Yes, we know Zlatan is a ridiculous prima donna but he’s an ridiculous prima donna — and after the three seasons we’ve just been through, that’s almost all that matters. Pogba’s rappy swagger and cocky attitude may put some backs up but the prospect of him rampaging through midfield like a continental Keane has us salivating.
And Mourinho is, well, Mourinho: The name encapsulates a multitude of well-documented sins as well as obvious talents, there’s no denying it.
But after three years of the crazed Van Gaal and the cringing Moyes, a dose of Mourinho magic, no matter how black, is what we crave.
Most importantly of all, are what craves
Here is someone whose desperate drive to give us what we all want will never be in doubt.
He has panged for this job for a dozen years, ever since he first danced down the Old Trafford touchline to celebrate his Oportan charges’ success.
That’s a long time to keep a torch aflame in this day and age — especially when it burns your fingers, as it did in 2013. We Reds are only human, after all: It is hard for us not to desire that which so desires us.
We’re currently playing ‘guess the ideal team’ and compiling lists of those we’d like to see shipped out, most of which feature Fellaini, and some dare include Rooney. Kremlinologists speculate that José is not fooled by Rooney, and will give him enough rope with which to hang himself before letting someone else take the ‘10’ role.
On that score, the Armenian whose name we cannot spell lurks in the wings, though may have to play on the wings first.

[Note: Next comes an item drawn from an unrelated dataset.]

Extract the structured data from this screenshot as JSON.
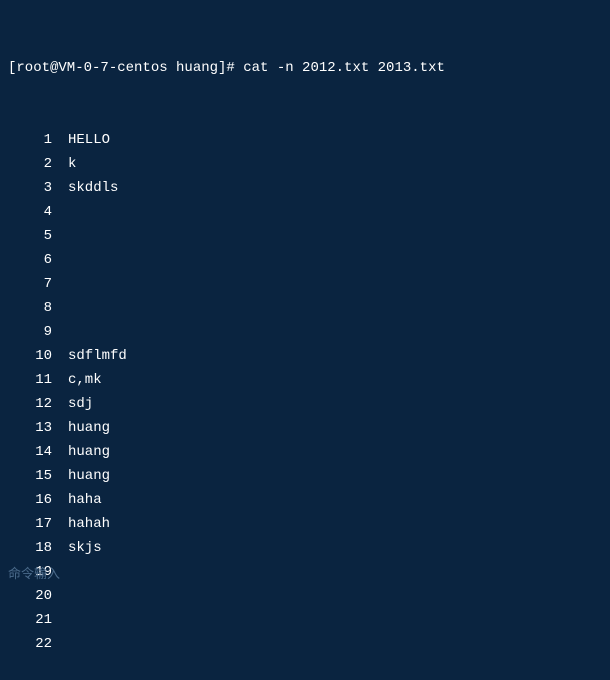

As for what we want, the title dominates all other silvery contenders. Last season’s FA Cup triumph has sated any particular desire for the domestic cups.
Those of a stamp-collecting mindset may hanker for the Europa League to ‘complete the set’, as it were, but to most of us it’s little more than an amusing sideshow offering the chance to visit some unexpected bywaters.
Above all such considerations, as ever, reigns the simple Red desire to be proud of the way we play, because that is how we wish to be represented to the world: As fans that prize being over having, poetry over prose, and memories over material.
We have suffered three years of boredom, smacks in the face, and outright embarrassments; three years, in fact, of not being the famous Man United anymore.
Enough, already. Bring back the fear and the loathing, the goals and the passion, and the roar of a crowd that has something to roar about at last. And if it involves giving City the odd good hiding along the way, so much the better.